Его рассказ напоминает мне мою недавнюю гонку по пустому шоссе на «Порше». А ведь если бы я тогда была чуть менее осторожной и потеряла управление, тогда не оказалась на той заправке и судьба Тилля была бы предрешена. Есть вещи, которые нельзя изменить, но иногда это — благо.
Краем глаза замечаю движение справа и поворачиваю голову. Тилль закинул ногу на ногу и чуть развернулся ко мне. Глаза уже привыкли к темноте и я могу различать не только его силуэт, но и даже видеть лицо.

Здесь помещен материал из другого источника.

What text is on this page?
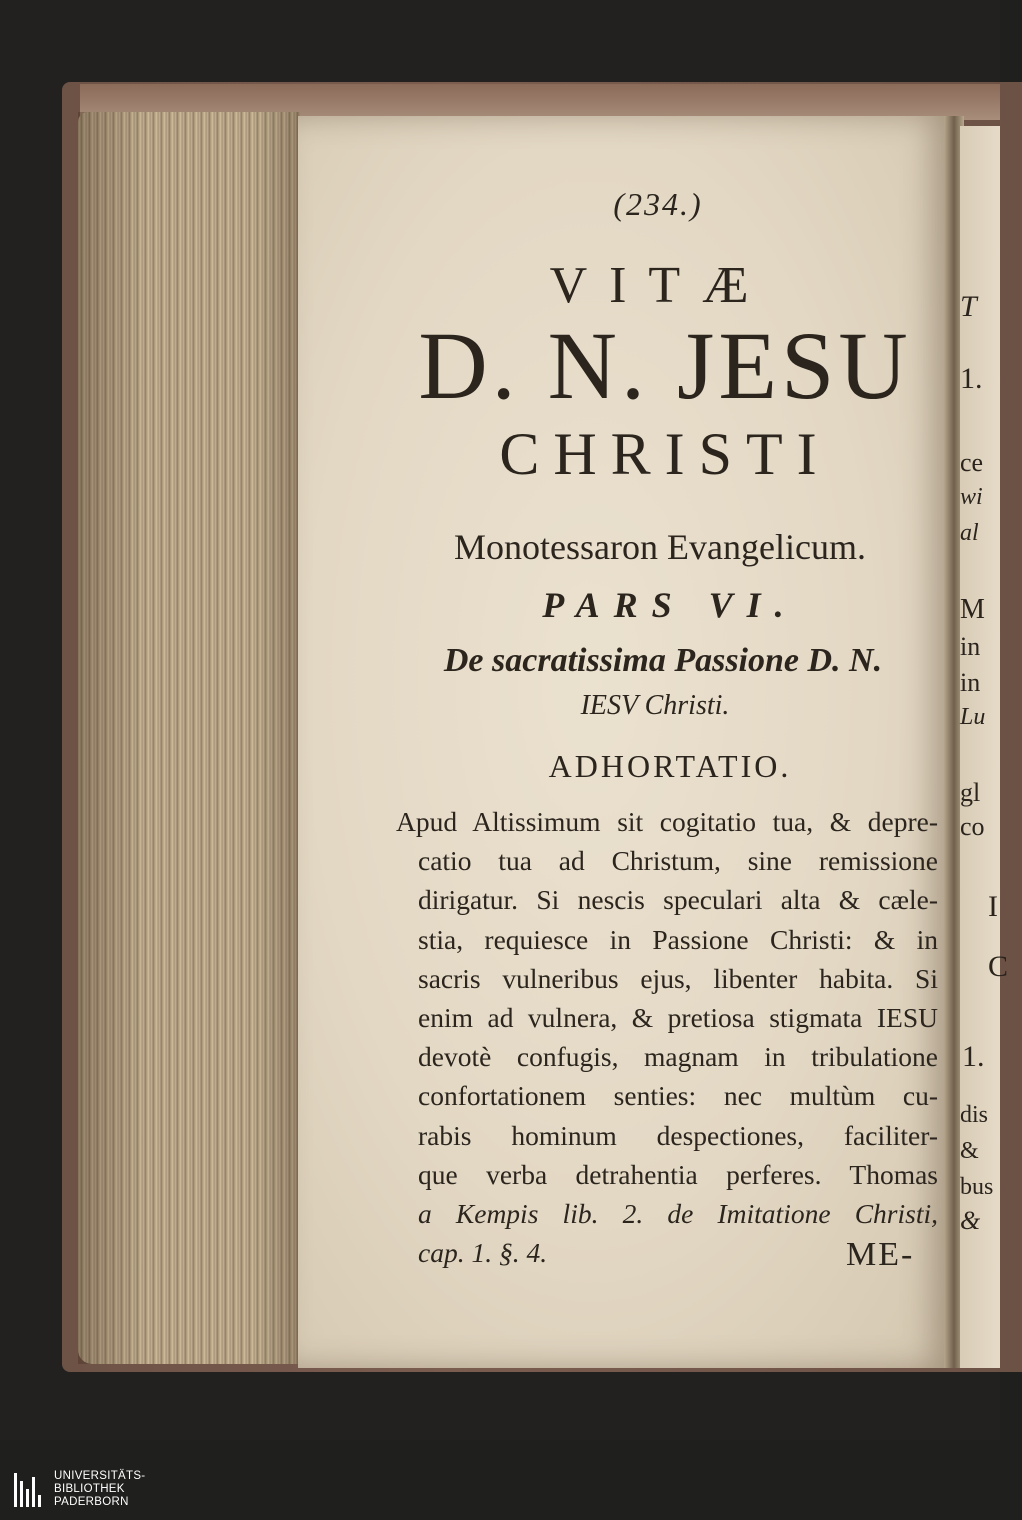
(234.)
VITÆ
D. N. JESU
CHRISTI
Monotessaron Evangelicum.
PARS VI.
De sacratissima Passione D. N.
IESV Christi.
ADHORTATIO.
Apud Altissimum sit cogitatio tua, & depre-
catio tua ad Christum, sine remissione
dirigatur. Si nescis speculari alta & cæle-
stia, requiesce in Passione Christi: & in
sacris vulneribus ejus, libenter habita. Si
enim ad vulnera, & pretiosa stigmata IESU
devotè confugis, magnam in tribulatione
confortationem senties: nec multùm cu-
rabis hominum despectiones, faciliter-
que verba detrahentia perferes. Thomas
a Kempis lib. 2. de Imitatione Christi,
cap. 1. §. 4.	ME-
T
1.
ce
wi
al
M
in
in
Lu
gl
co
I
C
1.
dis
&
bus
&
UNIVERSITÄTS-
BIBLIOTHEK
PADERBORN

— Ты не будешь против, если я закурю? — спрашивает он.
— Только если ты угостишь меня сигаретой, — отвечаю я и улыбаюсь ему.
Тилль поднимается и идет куда-то вглубь комнаты. Я отдала ему все запасы сигарет, что нашла в машине и он был рад этому. Дурные привычки в современном мире — роскошь, доступная избранным.

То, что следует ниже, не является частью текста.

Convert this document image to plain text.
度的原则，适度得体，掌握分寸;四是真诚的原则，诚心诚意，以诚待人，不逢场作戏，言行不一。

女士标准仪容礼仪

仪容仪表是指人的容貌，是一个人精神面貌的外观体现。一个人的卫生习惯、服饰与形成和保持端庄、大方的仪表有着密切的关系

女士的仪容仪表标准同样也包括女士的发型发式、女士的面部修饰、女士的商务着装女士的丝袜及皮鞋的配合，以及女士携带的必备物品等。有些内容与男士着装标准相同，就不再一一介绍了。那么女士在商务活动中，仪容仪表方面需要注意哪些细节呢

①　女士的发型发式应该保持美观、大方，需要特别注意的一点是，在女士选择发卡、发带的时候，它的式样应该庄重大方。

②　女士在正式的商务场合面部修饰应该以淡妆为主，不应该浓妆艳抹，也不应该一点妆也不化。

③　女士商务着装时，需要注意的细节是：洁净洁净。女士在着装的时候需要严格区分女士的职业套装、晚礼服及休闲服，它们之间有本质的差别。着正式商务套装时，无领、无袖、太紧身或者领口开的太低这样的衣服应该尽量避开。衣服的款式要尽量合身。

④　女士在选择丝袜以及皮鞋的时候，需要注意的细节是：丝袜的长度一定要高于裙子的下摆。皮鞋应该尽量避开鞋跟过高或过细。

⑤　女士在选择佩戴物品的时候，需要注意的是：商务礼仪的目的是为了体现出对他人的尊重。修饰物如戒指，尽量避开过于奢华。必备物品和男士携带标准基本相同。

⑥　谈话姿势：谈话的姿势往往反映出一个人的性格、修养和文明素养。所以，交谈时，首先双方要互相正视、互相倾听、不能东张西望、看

Он шуршит упаковкой, вынимает сигарету, прикуривает одну. Свет пламени зажигалки на мгновение освещают его лицо и я сразу же вспоминаю их старый тур, где он выходил на сцену в чудовищном красном боа, а через дырку в его щеке в его рот была помещена небольшая лампочка. Это выглядело жутковато. Сейчас он тоже выглядит зловеще, но с теперь я понимаю что если в этой комнате и есть чудовище, то это точно не Тилль.
Он протягивает мне зажжённую сигарету, раскуривает вторую и откидывается на высокую спинку. Я осторожно втягиваю горьковатый дым, стараясь не закашляться. Наверное начинать снова курить сейчас не лучшая идея, но с другой стороны — разве кто-то может осудить меня сейчас?
Тилль глубоко затягивается, выдыхает дым в потолок и продолжает рассказ:
— Я добрался до нее затемно. Понял что все плохо, когда свернул с шоссе и увидел всполохи пламени. Горели дома. Это было одно из первых нападений банды. Они похитили всех молодых женщин, а остальных просто пристрелили. Мужчины, дети, старики, они особенно не церемонились. Я после слышал что большинство полицейских перешло на сторону банд, продажные твари. Никогда не доверял полиции, туда идут служить одни болваны, — он резко замолкает и смотрит на меня.— Прости, я не хотел тебя обидеть.
— Ты знаешь, а я с тобой даже соглашусь, — усмехаюсь я. — Не все, конечно, но многие мои коллеги были кончеными придурками. День когда я ушла из полиции был лучшим днем моей жизни.
— А почему ты вообще решила служить в органах? — спрашивает он.
— Если тебе интересно, расскажу позже. Но, если в одном предложении, я хотела насолить своему отцу.